If you happen to look for a recipe for skillet roasted mussels you find plenty – either by googling or browsing through various cookbooks; some recipes more convincing than others. And then you find IT. Michael Bauer in Secrets of Success Cookbook: Signature Recipes and Insider Tips from San Francisco’s Best Restaurants* presents Iron Skillet Roasted Mussels. And how could i forget – we had a dinner at LuLu last winter and of course ordered these mussels! ( the rendition was not up to accolades i read everywhere but i liked the name and the idea).
This is what Bauer has to say in the recipe introduction:
When people think of LuLu, one dish comes to mind: Iron Skillet Roasted Mussels. This was the first place in Bay Area to do them. The seafood is roasted with dry heat which makes the shells brittle and gives the mussels a firmer texture and more concentrated flavor. At LuLu, the mussels are roasted in a wood fired oven which imparts a smoky quality. At home they can be cooked in a dry cast-iron skillet on top of the stove… The mussels are served with a clarified butter sauce redolent of garlic, thyme and pepper, making a truly wonderful dish.

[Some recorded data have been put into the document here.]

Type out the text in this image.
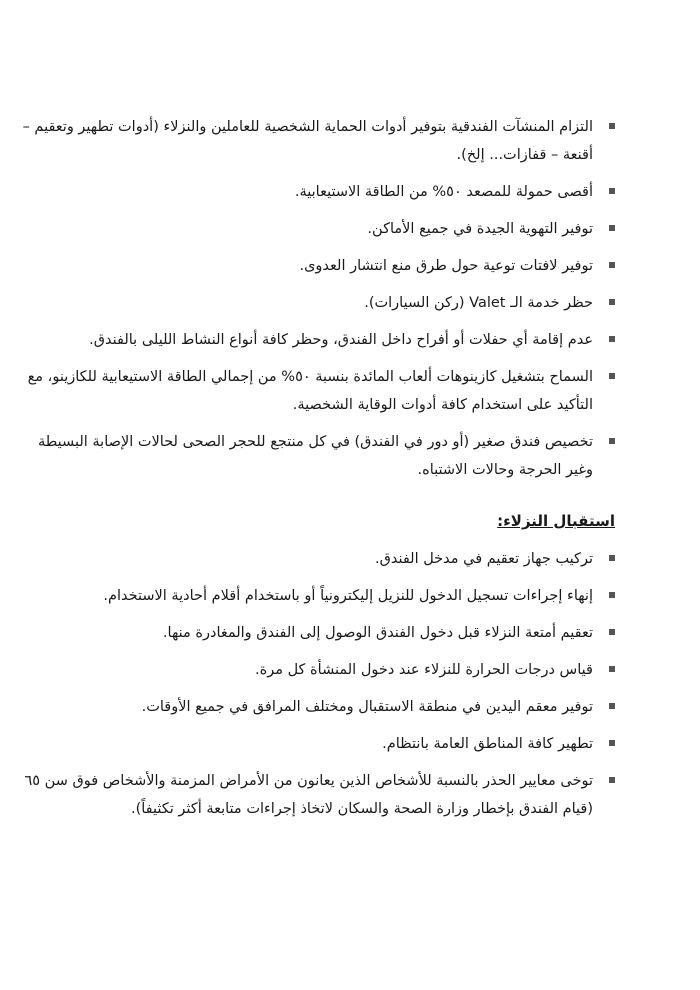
التزام المنشآت الفندقية بتوفير أدوات الحماية الشخصية للعاملين والنزلاء (أدوات تطهير وتعقيم – أقنعة – قفازات... إلخ).
أقصى حمولة للمصعد ٥٠% من الطاقة الاستيعابية.
توفير التهوية الجيدة في جميع الأماكن.
توفير لافتات توعية حول طرق منع انتشار العدوى.
حظر خدمة الـ Valet (ركن السيارات).
عدم إقامة أي حفلات أو أفراح داخل الفندق، وحظر كافة أنواع النشاط الليلى بالفندق.
السماح بتشغيل كازينوهات ألعاب المائدة بنسبة ٥٠% من إجمالي الطاقة الاستيعابية للكازينو، مع التأكيد على استخدام كافة أدوات الوقاية الشخصية.
تخصيص فندق صغير (أو دور في الفندق) في كل منتجع للحجر الصحى لحالات الإصابة البسيطة وغير الحرجة وحالات الاشتباه.
استقبال النزلاء:
تركيب جهاز تعقيم في مدخل الفندق.
إنهاء إجراءات تسجيل الدخول للنزيل إليكترونياً أو باستخدام أقلام أحادية الاستخدام.
تعقيم أمتعة النزلاء قبل دخول الفندق الوصول إلى الفندق والمغادرة منها.
قياس درجات الحرارة للنزلاء عند دخول المنشأة كل مرة.
توفير معقم اليدين في منطقة الاستقبال ومختلف المرافق في جميع الأوقات.
تطهير كافة المناطق العامة بانتظام.
توخى معايير الحذر بالنسبة للأشخاص الذين يعانون من الأمراض المزمنة والأشخاص فوق سن ٦٥ (قيام الفندق بإخطار وزارة الصحة والسكان لاتخاذ إجراءات متابعة أكثر تكثيفاً).
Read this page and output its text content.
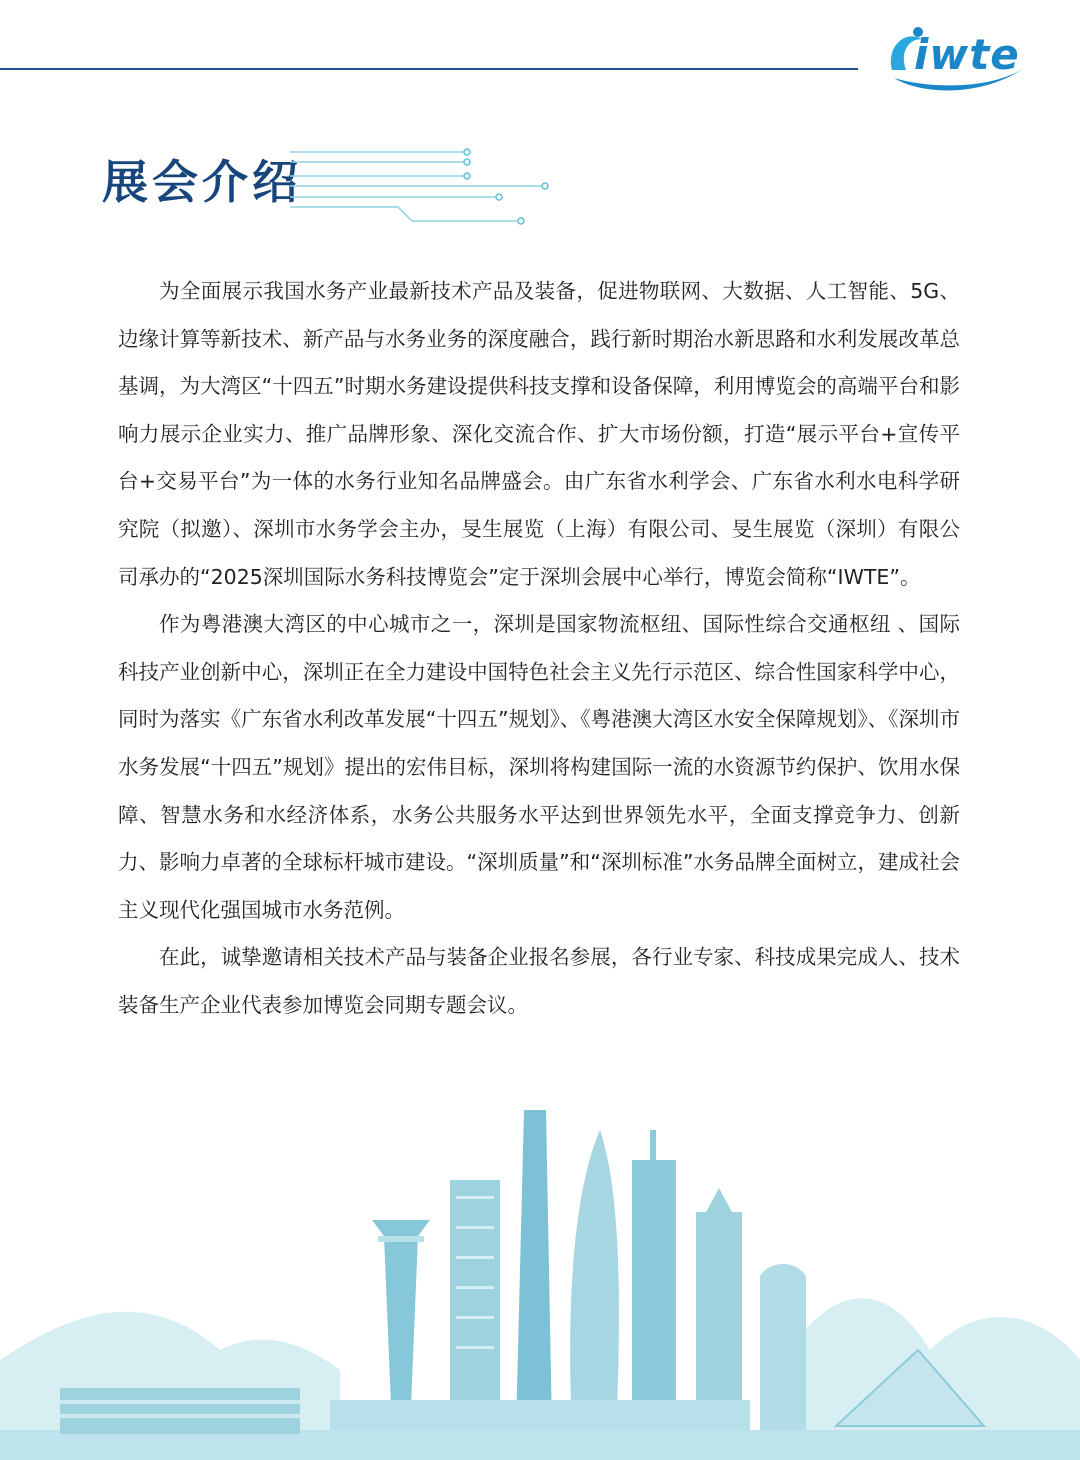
iwte
展会介绍

为全面展示我国水务产业最新技术产品及装备，促进物联网、大数据、人工智能、5G、边缘计算等新技术、新产品与水务业务的深度融合，践行新时期治水新思路和水利发展改革总基调，为大湾区“十四五”时期水务建设提供科技支撑和设备保障，利用博览会的高端平台和影响力展示企业实力、推广品牌形象、深化交流合作、扩大市场份额，打造“展示平台+宣传平台+交易平台”为一体的水务行业知名品牌盛会。由广东省水利学会、广东省水利水电科学研究院（拟邀）、深圳市水务学会主办，旻生展览（上海）有限公司、旻生展览（深圳）有限公司承办的“2025深圳国际水务科技博览会”定于深圳会展中心举行，博览会简称“IWTE”。

作为粤港澳大湾区的中心城市之一，深圳是国家物流枢纽、国际性综合交通枢纽 、国际科技产业创新中心，深圳正在全力建设中国特色社会主义先行示范区、综合性国家科学中心，同时为落实《广东省水利改革发展“十四五”规划》、《粤港澳大湾区水安全保障规划》、《深圳市水务发展“十四五”规划》提出的宏伟目标，深圳将构建国际一流的水资源节约保护、饮用水保障、智慧水务和水经济体系，水务公共服务水平达到世界领先水平，全面支撑竞争力、创新力、影响力卓著的全球标杆城市建设。“深圳质量”和“深圳标准”水务品牌全面树立，建成社会主义现代化强国城市水务范例。

在此，诚挚邀请相关技术产品与装备企业报名参展，各行业专家、科技成果完成人、技术装备生产企业代表参加博览会同期专题会议。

This recipe is all about the essential flavor: stark and ultimate.
I used Le Creuset enameled 12" skillet **, dry heated on high for about 5mins, added thoroughly drained mussels in one layer and cooked uncovered (shaking once in a while) : it took less than 2mins to open them all. Off the heat a generous s&p with some parsley. Damn perfect – in fact so much so that nobody used the drowned butter i made – a pure (and rich) mussels flavor needed no adornment…
*: well i don’t own the cookbook but i’m savvy enough to use a search inside books feature at A9.
**: the 12" pan will hold not more than 1.5 lb of mussels so if you have a party plan for several batches – these mussels would be delicious at any temp – hot, warm or chilled.